In terms of attaining optimal productivity and effectiveness, however, adjusters often lose sight of the calendar as a useful tool. Often, adjusters just play defense in defending their time against the incursions of meetings, conferences, interruptions, and other distractions.

To be sure, many of these are unavoidable and inherent in the very work that adjusters do. Nevertheless, adjusters have tools at their disposal to proactively use their work calendars in order to facilitate their productivity and effectiveness. Here are four tactics:

#1.  Get proactive about your own calendar.  Don’t just view your calendar as a passive receptacle for meetings and appointments. Proactively block out time that you need for your own claim-related work and projects.  projects. Treat it like an inviolable appointment. 

Unfortunately, many claim professionals feel uneasy blocking out time for ourselves on our calendar. It feels selfish. We have become so conditioned to doing a calendar as simply a place to memorialize commitments that others impose on us: meetings, appointments, etc. Again, calendars should be used for this purpose, but you should not just play defense.  Play offense in proactively blocking out time on your calendar that you need to get work done. Don’t view it as selfish but as a necessary discipline that you need to embrace in order to accomplish your goals.

Surely, like any other discipline, it can be overdone. You don’t block out so much time that you leave no breathing room in your schedule and no margin for the inevitable crises and other “unforeseeables” which can arise in the course of a busy day in a typical claims operation.

            #2.  Be a gatekeeper regarding other’s entering your calendar.  Determine if there is some way that you can either prevent others from scheduling time on your calendar or at least creating the option of needing to review and approve before its placement on your calendar.

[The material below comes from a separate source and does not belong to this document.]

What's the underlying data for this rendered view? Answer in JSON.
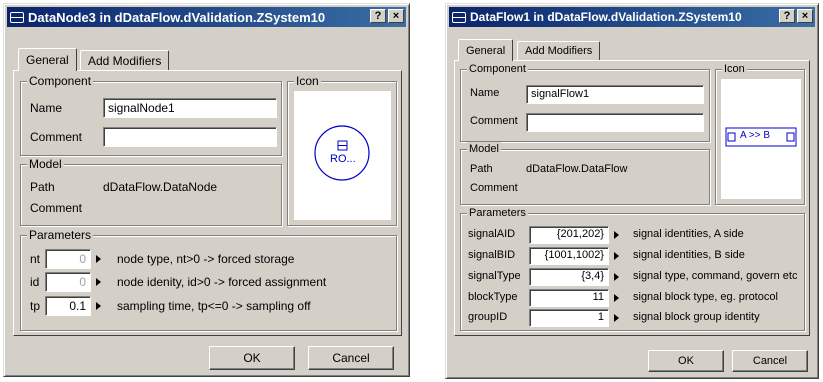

            #3.  Set “self-appointments” for 90 minutes, max.  If you make an appointment with yourself to work on a project, limit that-block to a maximum of 90 minutes. If you block out two, three or four hours at a time, others will see it skeptically just and likely not believe that you are genuinely using that for work-related project related purposes. You lose credibility.  Moreover, you may not be unable to sustain focus attention for longer than 90 minutes.

            #4.  Honor your time commitment for self-appointments.  If you make an appointment with yourself to work on a claims project, performance appraisal preparation, etc. honor that time block. The temptation will be to use that time to catch up on e-mails, incoming mail, etc. This will not do you much good. Honor the time commitment by focusing on that task and that task alone for 30, 60 or 90 minute block that you have set aside.

Calendar management is a key skill that effective claim professionals must possess, whether they are in entry level adjuster for the senior vice president of claims and a corporate home office. It is a skill often untaught, but is instead presumed.

Get the most out of your calendar by using it not only as a reminder system for appointments and meetings, but also as an intentional tool for focusing your daily energies on your specific claim-related goals, tasks and accountabilities!